Sabe bien quien me conoce que llevo adosada al cuerpo, como un atleta su dorsal, una frase que leí hace muchos años en una entrevista. La dijo Ana María Matute y la hice mía hasta el punto de que hay veces que olvido que no soy yo su autora, aunque bien me hubiera gustado. La frase en cuestión es la siguiente: “La literatura ha sido y es el faro salvador de todas mis tormentas.” Porque sí, también a mí los libros me han salvado la vida en más de una ocasión. Tal vez, en demasiadas. Y lo siguen haciendo. Qué decir de los vinos que tomé tantos sábados en bares de Madrid mientras devoraba páginas y páginas para esquivar la soledad. De los lugares a los que viajé sin tomar trenes, ni barcos, ni aviones. Sin sacar el coche del garaje. De la cantidad de pueblos y ciudades que recorrí. De las casas que habité. De los papeles que interpreté. De las lágrimas que derramé con historias que no eran, quizá, las más apasionantes ni las más conmovedoras, pero que llegaron justo en el momento preciso y de las que me llevé una lección, un aprendizaje. Es la magia de la lectura.
Confieso que no me invitaron mucho a leer en el colegio. No fueron las aulas las que encendieron ese interruptor. No, al menos, hasta que, rondando los 15, me topé con un profesor de Literatura que empezó a despertar en mi un apetito que nunca había sentido hasta entonces. No era el crujir de tripas que yo conocía. Era otra cosa diferente, otro sonido, otra curiosidad. El maestro en cuestión se llamaba, se llama, Cirilo. Y si hoy está leyendo estás líneas, me gustaría que las recibiera como un agradecimiento a su trabajo. Por abrir unos ojos que permanecían cerrados a la lectura. Ciegos, sin serlo.
Me ha devuelto la esperanza cuando creía que, absorbidos por teléfonos, tabletas, consolas, los libros habían quedado relegados a la nada en esas generaciones futuras
Explorar a través de las letras, escapar, “hojear el mundo”, como reza el eslogan de este año, es lo que han hecho miles y miles de personas en la Feria de Madrid que mañana pone punto y final a una edición -ya tocaba- libre de la palabra covid. Y yo estoy contenta, lo estoy. Porque, más allá de algunos titulares que apuntan a la satisfacción de los libreros por las ventas… sin datos, todavía oficiales, sobre asistencia; he sido testigo, durante mi recorrido, un sábado caluroso, por las más de 300 casetas colocadas en el Retiro, de algo que me ha conmovido. De una imagen.

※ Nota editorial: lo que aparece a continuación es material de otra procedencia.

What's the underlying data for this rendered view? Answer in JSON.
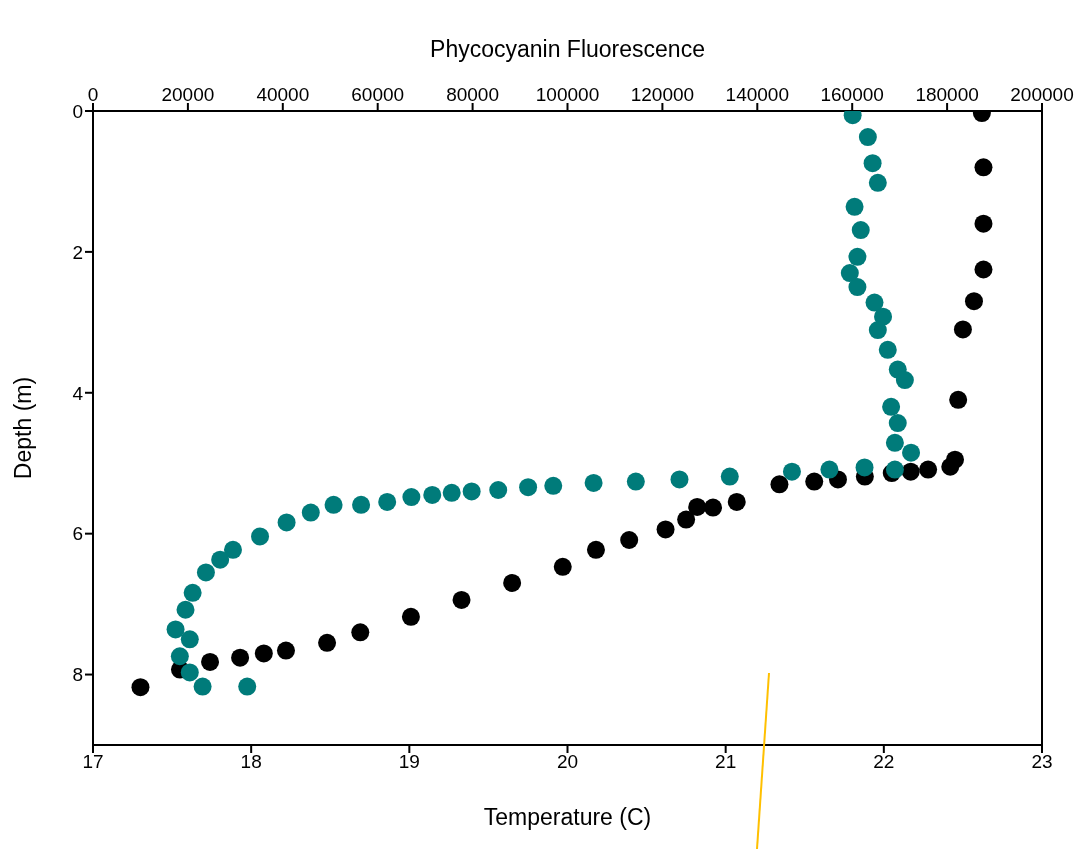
{
  "chart_data": {
    "type": "scatter",
    "xlabel": "Temperature (C)",
    "x2label": "Phycocyanin Fluorescence",
    "ylabel": "Depth (m)",
    "xlim": [
      17,
      23
    ],
    "xticks": [
      17,
      18,
      19,
      20,
      21,
      22,
      23
    ],
    "x2lim": [
      0,
      200000
    ],
    "x2ticks": [
      0,
      20000,
      40000,
      60000,
      80000,
      100000,
      120000,
      140000,
      160000,
      180000,
      200000
    ],
    "ylim": [
      9,
      0
    ],
    "yticks": [
      0,
      2,
      4,
      6,
      8
    ],
    "marker": "circle",
    "grid": false,
    "legend": false,
    "series": [
      {
        "color": "#000000",
        "x": [
          22.62,
          22.63,
          22.63,
          22.63,
          22.57,
          22.5,
          22.47,
          22.45,
          22.42,
          22.28,
          22.17,
          22.05,
          21.88,
          21.71,
          21.56,
          21.34,
          21.07,
          20.92,
          20.82,
          20.75,
          20.62,
          20.39,
          20.18,
          19.97,
          19.65,
          19.33,
          19.01,
          18.69,
          18.48,
          18.22,
          18.08,
          17.93,
          17.74,
          17.55,
          17.3
        ],
        "values": [
          0.03,
          0.8,
          1.6,
          2.25,
          2.7,
          3.1,
          4.1,
          4.95,
          5.05,
          5.09,
          5.12,
          5.14,
          5.19,
          5.23,
          5.26,
          5.3,
          5.55,
          5.63,
          5.62,
          5.8,
          5.94,
          6.09,
          6.23,
          6.47,
          6.7,
          6.94,
          7.18,
          7.4,
          7.55,
          7.66,
          7.7,
          7.76,
          7.82,
          7.93,
          8.18
        ]
      },
      {
        "color": "#007b7a",
        "axis": "x2",
        "x": [
          160100,
          163300,
          164300,
          165400,
          160500,
          161800,
          161100,
          159500,
          161100,
          164700,
          166500,
          165400,
          167500,
          169600,
          171100,
          168200,
          169600,
          169000,
          172400,
          169000,
          162600,
          155200,
          147300,
          134200,
          123600,
          114400,
          105500,
          97000,
          91700,
          85400,
          79800,
          75600,
          71500,
          67100,
          62000,
          56500,
          50700,
          45900,
          40800,
          35200,
          29500,
          26800,
          23800,
          21000,
          19500,
          17400,
          20400,
          18300,
          20400,
          23100,
          32500
        ],
        "values": [
          0.06,
          0.37,
          0.74,
          1.02,
          1.36,
          1.69,
          2.07,
          2.3,
          2.5,
          2.72,
          2.92,
          3.11,
          3.39,
          3.67,
          3.82,
          4.2,
          4.43,
          4.71,
          4.85,
          5.09,
          5.06,
          5.09,
          5.12,
          5.19,
          5.23,
          5.26,
          5.28,
          5.32,
          5.34,
          5.38,
          5.4,
          5.42,
          5.45,
          5.48,
          5.55,
          5.59,
          5.59,
          5.7,
          5.84,
          6.04,
          6.23,
          6.37,
          6.55,
          6.84,
          7.08,
          7.36,
          7.5,
          7.74,
          7.97,
          8.17,
          8.17
        ]
      }
    ]
  }
}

La de las colas de niños, sujetando bajo el brazo ejemplares casi más grandes que ellos mismos, esperando, ansiosos, observados con orgullo por sus padres, la firma del autor o autora que, como si de un piloto de avión se tratara, les ha ayudado a volar. Encuentro, en este sentido y para mí sorpresa, un barómetro reciente elaborado por el Ministerio de Cultura que avala esto que digo y que apunta que el 83,7% de los menores de entre 6 y 9 años, lee libros, más allá de los de texto. También me ha maravillado otra imagen similar.
La de adolescentes agolpados frente al mostrador del escritor o de la escritora cuyo nombre en el cartel yo no he reconocido, pero que, imagino, les ha abierto la puerta a un mundo que, quizá, no pueden compartir con nadie a su alcance por el pudor que viene pegado a la pubertad. Esto es lo que más me ha llamado la atención en esta edición que ya se acaba. Y lo que, también, me ha devuelto la esperanza cuando creía que, absorbidos por teléfonos, tabletas, consolas, los libros habían quedado relegados a la nada en esas generaciones futuras.
Es la magia de la lectura, capaz, incluso, de hacer que la mismísima reina Isabel II haya caído rendida a los encantos de uno de los iconos de la literatura infantil británica. Un vídeo suyo, tomando el té, sentada frente al oso Paddington ha dado la vuelta al mundo estos días de celebración de sus 70 años en el trono. Sólo este osito de pelo marrón y desorbitada fama, ha conseguido sacarle a su majestad uno de sus secretos mejor guardados: lo que lleva siempre en su inseparable bolso. Porque no se deja de ser niño, ni siquiera a los 96. Porque no se deja de leer mientras queda un resquicio de vida. No hablo ya sólo de libros. También una cara, una conversación, un cielo, una comida, un beso, una sonrisa … hasta el dolor, se lee. Hasta el dolor.